The heroes are, of course, the firefighters, who come from saving a kitten and soon must save a group of schoolchildren cornered on a terrace, and look for a way to rescue the fallen workers here and there under the rubble. They don’t have a minute’s rest, but at least one of them remembers his father’s upcoming birthday. Will he get to celebrate it? If this were an American film we are sure that everything will end in a birthday celebration. But it is Chinese, and the values of love of work, discipline, energy, obedience and sacrifice are emphasized throughout. Misfortune lurks in the ranks of heroes.
Meanwhile, in the pages of the script, the comfort of commonplaces lurks, and the lack of practice in composing something more than cliches. No matter, the director happily flies over those minutiae. The director is Oxide Pang Chun, who, alone or with his twin brother Danny Pang Fat, has made all kinds of filmsbasically horror, like “The eye” and “The messengers”and action, like “Bangkok Dangerous”, which they later remade in Hollywood with Nicolas Cage (here it premiered as “Bangkok in danger”). And also one of firefighters fighting the fire, “The Tower of Hell”. Be careful not to confuse with “Hell in the tower”the overproduction of Irwin Allen from which there is still much to learn.

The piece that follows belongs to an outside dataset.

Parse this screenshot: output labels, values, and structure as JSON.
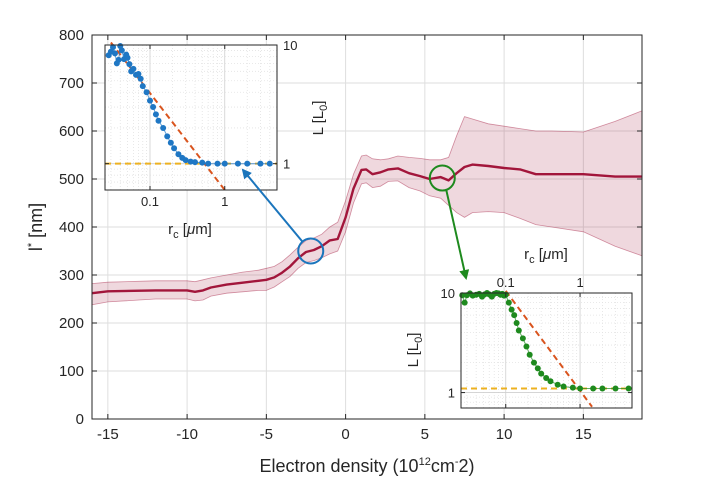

“Earthquake Magnitude 9.5” (Jing tian jiu yuan, China. 2022); Dir.: Oxide Pang Chun; Int.: Jian Du, Quianyuang Wang,
Source: Ambito

I am an author and journalist who has worked in the entertainment industry for over a decade. I currently work as a news editor at a major news website, and my focus is on covering the latest trends in entertainment. I also write occasional pieces for other outlets, and have authored two books about the entertainment industry.